Начались они с самой Вали. Она долго болела астмой, безуспешно лечилась. Помог ей этот самый наманганский лекарь. Диагноз поставил удивительным способом -по пульсу. Определил, что у Вали больная печень, астма -лишь следствие. Лечил ее травами…
Потом пациентом травника из Намангана стал Юрка, мой двоюродный братишка. Он был тогда студентом в ташкентском университете и случайно во время лабораторных химических опытов наглотался ядовитых паров. Юрка не знал об этом да и ничего не почувствовал поначалу. А через несколько недель свалился: начались нестерпимые рези в желудке. Доктор определил причину болезни своим обычным способом -по пульсу. Затем последовало долгое лечение травами. Но дело свое доктор сделал. Юрка выздоровел…
Новая беда случилась с Валиной сестрой. Рак лимфоузлов, операция груди, метастазы. И – отчаяние, полная безнадежность… Валя снова бросилась к доктору из Намангана. Он сказал, что на этот раз не сможет помочь – болезнь слишком запущена. Валя его буквально умолила, вынудила… И что-то он там делал непонятное. Кроме травяных настоев – теплый телячий навоз к оперированной груди велел прикладывать. Каждый день и именно телячий… Сказал, что если начнется улучшение, где-то в теле соберется и выйдет наружу гной. Через несколько месяцев так и произошло: гной вышел из стопы…

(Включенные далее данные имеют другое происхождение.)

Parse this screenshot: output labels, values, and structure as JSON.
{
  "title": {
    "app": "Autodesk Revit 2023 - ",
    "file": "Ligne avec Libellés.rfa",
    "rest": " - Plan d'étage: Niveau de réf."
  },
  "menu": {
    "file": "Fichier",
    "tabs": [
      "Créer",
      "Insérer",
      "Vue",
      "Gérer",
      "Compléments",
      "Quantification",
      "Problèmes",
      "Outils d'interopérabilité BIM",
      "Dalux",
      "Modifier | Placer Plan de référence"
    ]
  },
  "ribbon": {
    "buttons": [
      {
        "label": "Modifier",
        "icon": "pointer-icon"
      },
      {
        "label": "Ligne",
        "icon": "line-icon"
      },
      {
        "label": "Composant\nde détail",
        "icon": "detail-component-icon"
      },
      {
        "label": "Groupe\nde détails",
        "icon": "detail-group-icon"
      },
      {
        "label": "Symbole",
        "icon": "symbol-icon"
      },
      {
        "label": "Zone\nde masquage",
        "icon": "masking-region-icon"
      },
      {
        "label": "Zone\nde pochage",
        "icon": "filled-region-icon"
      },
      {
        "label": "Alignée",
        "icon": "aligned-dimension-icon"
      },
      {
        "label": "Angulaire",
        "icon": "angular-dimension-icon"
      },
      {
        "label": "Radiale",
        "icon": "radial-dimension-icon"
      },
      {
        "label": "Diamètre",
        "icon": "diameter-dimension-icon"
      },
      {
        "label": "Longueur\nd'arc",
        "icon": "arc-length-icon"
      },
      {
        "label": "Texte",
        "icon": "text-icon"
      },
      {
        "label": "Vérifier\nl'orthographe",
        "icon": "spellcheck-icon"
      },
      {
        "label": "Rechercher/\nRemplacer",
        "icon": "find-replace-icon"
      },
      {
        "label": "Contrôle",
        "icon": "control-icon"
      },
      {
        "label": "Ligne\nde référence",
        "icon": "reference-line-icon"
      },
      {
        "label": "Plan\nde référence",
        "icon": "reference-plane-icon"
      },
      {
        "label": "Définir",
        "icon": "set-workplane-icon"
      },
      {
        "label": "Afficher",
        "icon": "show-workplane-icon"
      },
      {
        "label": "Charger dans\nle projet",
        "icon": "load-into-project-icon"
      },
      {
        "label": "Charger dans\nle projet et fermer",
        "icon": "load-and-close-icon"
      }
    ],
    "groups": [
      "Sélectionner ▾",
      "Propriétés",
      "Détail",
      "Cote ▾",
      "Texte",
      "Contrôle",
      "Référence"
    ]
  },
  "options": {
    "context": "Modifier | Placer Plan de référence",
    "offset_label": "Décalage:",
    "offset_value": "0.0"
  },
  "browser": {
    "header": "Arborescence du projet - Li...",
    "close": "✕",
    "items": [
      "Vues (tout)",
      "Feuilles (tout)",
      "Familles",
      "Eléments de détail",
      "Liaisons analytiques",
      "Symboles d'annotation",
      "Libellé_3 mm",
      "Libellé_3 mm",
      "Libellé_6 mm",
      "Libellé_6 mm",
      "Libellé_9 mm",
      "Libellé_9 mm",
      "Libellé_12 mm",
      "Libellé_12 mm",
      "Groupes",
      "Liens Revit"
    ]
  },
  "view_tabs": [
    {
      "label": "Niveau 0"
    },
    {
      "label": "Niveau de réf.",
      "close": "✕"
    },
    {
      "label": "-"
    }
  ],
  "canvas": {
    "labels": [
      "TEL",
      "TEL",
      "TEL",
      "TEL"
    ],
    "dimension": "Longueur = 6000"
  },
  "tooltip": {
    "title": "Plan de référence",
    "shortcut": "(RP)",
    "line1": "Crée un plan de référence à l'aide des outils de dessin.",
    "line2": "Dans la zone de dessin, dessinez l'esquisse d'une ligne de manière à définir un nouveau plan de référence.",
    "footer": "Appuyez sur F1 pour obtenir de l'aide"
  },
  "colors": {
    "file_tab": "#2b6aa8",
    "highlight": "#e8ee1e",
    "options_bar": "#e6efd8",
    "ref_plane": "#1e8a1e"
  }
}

Невероятные истории! Я так к ним и относился, очевидно – с недоверием. Потому и задвинул вглубь сознания. Грозный канцер – и какой-то там телячий навоз… Но ведь жизнь этой женщины была спасена. Врачи подтвердили прекращение метастазирования. Это же было, было – думал я. А что предлагает современная традиционная медицина? У нее великолепная техника. Она помогает диагностировать – но далеко не всегда точно. Уже найден, пойман бракованный ген-носитель. Все так, но лечения-то нет! Операционное вмешательство, радиация, химеотерапия – все это в лучшем случае приостанавливает процесс. А зачастую – ускоряет… И смертность от рака занимает второе место, уступая лишь сердечно-сосудистым заболеваниям…
Я понимал, что от этих мыслей уже никуда не денусь, что надо будет решать, делать выбор…
Но разве я уже не сделал его? Разве смогу я отказаться от надежды, которая блеснула так внезапно?
Утопающий хватается за соломинку…
– А зачем непременно нужно ехать в Наманган? – спросил меня мой бухгалтер Лев, узнав о нашей беде. – Пульсовой диагностикой сейчас занимаются многие, в Чайна-Тауне есть прекрасные лекари-травники…
Оказалось, что Лев знает одного из этих лекарей. У его сына были неприятности с желудком, врачи помочь не смогли, а помог китаец Кенни, лекарь из Чайна-Тауна.